Cabinet Minister Government of Maharashtra
- In office 31 July 2025 – 18 December 2025
- Minister: Sports and Youth Welfare; Minority Development and Aukaf;
- Cabinet: Third Fadnavis ministry
- Chief Minister: Devendra Fadnavis
- Deputy CM: Eknath Shinde; Ajit Pawar;
- Preceded by: Dattatray Vithoba Bharne
- Succeeded by: Ajit Pawar

Cabinet Minister Government of Maharashtra
- In office 15 December 2024 – 31 July 2025
- Minister: Agriculture
- Governor: C. P. Radhakrishnan
- Cabinet: Third Fadnavis ministry
- Chief Minister: Devendra Fadnavis
- Deputy CM: Eknath Shinde; Ajit Pawar;
- Guardian Minister: Akola
- Preceded by: Dhananjay Munde
- Succeeded by: Dattatray Vithoba Bharne

Member of the Maharashtra Legislative Assembly
- Incumbent
- Assumed office (2019-2024), (2024-Present)
- Preceded by: Rajabhau Waje
- Constituency: Sinner
- In office (1999-2004), (2004-2009), (2009 – 2014)
- Preceded by: Tukaram Dighole
- Succeeded by: Rajabhau Waje
- Constituency: Sinner

Personal details
- Born: 26 September 1957 (age 68) Nashik, Bombay State, India
- Party: Nationalist Congress Party (2019-Present), (1999-1999)
- Other political affiliations: Bharatiya Janata Party (2014-2019) Indian National Congress (2009-2014), (Before 1999) Shiv Sena (1999-2009)
- Alma mater: B.Sc, LLB From University of Pune

= Manikrao Kokate =

Indian politician

Manikrao Kokate is a politician from Nashik District of Maharashtra State. He is currently MLA of Sinnar Assembly Constituency on NCP Ticket. He has won from Sinnar assembly constituency 5 times.
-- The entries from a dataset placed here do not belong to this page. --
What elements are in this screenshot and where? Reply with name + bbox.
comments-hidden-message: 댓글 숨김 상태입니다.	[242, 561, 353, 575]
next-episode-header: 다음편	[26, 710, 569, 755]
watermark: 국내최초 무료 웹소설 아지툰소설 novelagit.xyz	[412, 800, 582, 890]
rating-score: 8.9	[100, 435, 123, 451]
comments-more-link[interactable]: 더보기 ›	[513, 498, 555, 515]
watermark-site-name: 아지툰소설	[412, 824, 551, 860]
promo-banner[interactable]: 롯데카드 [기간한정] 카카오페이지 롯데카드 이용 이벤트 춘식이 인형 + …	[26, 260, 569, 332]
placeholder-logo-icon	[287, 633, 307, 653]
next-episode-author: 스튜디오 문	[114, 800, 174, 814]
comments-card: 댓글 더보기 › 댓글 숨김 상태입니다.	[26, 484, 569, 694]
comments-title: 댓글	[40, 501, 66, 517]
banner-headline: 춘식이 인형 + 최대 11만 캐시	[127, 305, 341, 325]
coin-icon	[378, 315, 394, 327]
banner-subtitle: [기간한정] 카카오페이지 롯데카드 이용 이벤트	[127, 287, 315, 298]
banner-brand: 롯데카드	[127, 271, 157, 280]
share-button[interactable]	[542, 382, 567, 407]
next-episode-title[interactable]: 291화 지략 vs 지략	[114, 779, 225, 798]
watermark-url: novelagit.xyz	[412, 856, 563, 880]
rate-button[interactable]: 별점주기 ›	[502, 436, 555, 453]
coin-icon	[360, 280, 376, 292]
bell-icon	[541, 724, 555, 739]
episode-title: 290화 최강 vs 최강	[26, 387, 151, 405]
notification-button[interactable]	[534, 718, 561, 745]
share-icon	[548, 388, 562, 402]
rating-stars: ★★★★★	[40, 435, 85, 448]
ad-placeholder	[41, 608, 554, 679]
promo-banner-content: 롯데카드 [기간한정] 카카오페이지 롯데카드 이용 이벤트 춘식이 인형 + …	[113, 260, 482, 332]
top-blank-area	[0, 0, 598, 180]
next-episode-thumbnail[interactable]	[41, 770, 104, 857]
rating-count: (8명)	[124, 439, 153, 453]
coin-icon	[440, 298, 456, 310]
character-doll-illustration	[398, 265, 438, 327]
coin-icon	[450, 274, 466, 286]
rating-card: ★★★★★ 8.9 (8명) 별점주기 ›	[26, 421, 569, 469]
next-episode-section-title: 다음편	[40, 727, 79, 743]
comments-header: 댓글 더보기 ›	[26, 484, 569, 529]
He has unsuccessfully contested as Independent candidate for 2019 Lok Sabha Elections from Nashik Lok Sabha Constituency.

== Political career ==
He started his political journey with Indian National Congress (INC) at young age. He left the Congress and joined the Nationalist Congress Party (NCP), which was founded by Sharad Pawar in 1999. After NCP denied him ticket for Sinnar Assembly Constituency, he switched to Shivsena and won the seat in 1999 and 2004 Maharashtra Assembly elections. Later he joined the rebellion of then Shivsena leader Narayan Rane and joined Congress along with Rane. He won from Sinnar for third time in 2009 assembly election on Congress ticket. He again switched to BJP for 2014 assembly election and was defeated by Shivsena candidate Rajabhau Waje. In 2019 Loksabha Elections, he fought as independent candidate from Nashik Lok Sabha seat, he was defeated by Shivsena candidate. He once again switched to NCP for 2019 assembly elections, he won the Sinnar assembly seat for 4th time by very thin margin. In the 2024 assembly elections, he won by a huge margin against the NCP Sharad Pawar's candidate, Uday Sangale.